In terms of common worries towards food safety, Austin’s colleague Mire came to China three years ago, giving one solution to the problem is following locals or browsing restaurants rating website like Dianping, “I saw locals eating in restaurants, and they don’t die, if they got sick or food poisoning, they probably won’t go there again, or leave bad comments on the website Dianping.”

Apart from chronic problems in China, they discovers more recent ones. When enjoying the convenience of shared bikes and wide-spread delivery food ordering systems, they hate the mess of bike misplacing on pavements, and they feel guilty to produce plastic wastes by ordering delivery food. After all, Austin is glad he became one member in China to experience its rapid development and he thinks part of 21 century in the future would be China’s century.

Austin went through the difficulty to conquer language barriers, when he had to order the same food every day in university canteen until he referred to dictionary about its Chinese menus. He had a fight with his wife’s uncle when her uncle said something racist to his wife and him, and it was hard for him to have heart-to-heart conversation with his Chinese family. He visited his friend’s home few years ago, a cave located in rural area of Gansu, where there were no skyscrapers, no highways, no electricity until year 2008, even no tap water that local people collected water from wills. If he chose Hong Kong on his exchange program in 2011, he would never have so much diversified experience in China. “You never have to worry about running out of your stories here in China.”
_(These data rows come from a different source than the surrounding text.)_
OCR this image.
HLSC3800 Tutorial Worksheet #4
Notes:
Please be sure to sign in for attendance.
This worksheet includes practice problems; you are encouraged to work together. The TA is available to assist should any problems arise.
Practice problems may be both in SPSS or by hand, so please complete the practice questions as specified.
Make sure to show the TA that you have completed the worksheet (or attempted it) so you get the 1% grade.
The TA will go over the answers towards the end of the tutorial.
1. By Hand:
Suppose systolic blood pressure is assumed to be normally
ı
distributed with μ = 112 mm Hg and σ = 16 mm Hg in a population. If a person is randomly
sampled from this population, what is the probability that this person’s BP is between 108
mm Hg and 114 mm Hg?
Although his camera was stolen in town, he recently updates few travel episodes shot by phone. Austin is working on getting an international teaching certification allowing him to teach in Madrid, where his friend owns an international school. He would be back to China after spending few years in Spain. “Hope at that time, public transports in Chengdu will be more mature to ease traffic jams.”

As for “The Food Ranger”, James updated few episodes about local food in Chengdu on YouTube, recently he is on his journey to Japan, he said to YouTube subscribers in an Q&A videos that one year later, he will marry Ting, “I would keep traveling and keep creating contents for you, I make stories for you guys, try to show you how friendly this world is, and how amazing the food is.”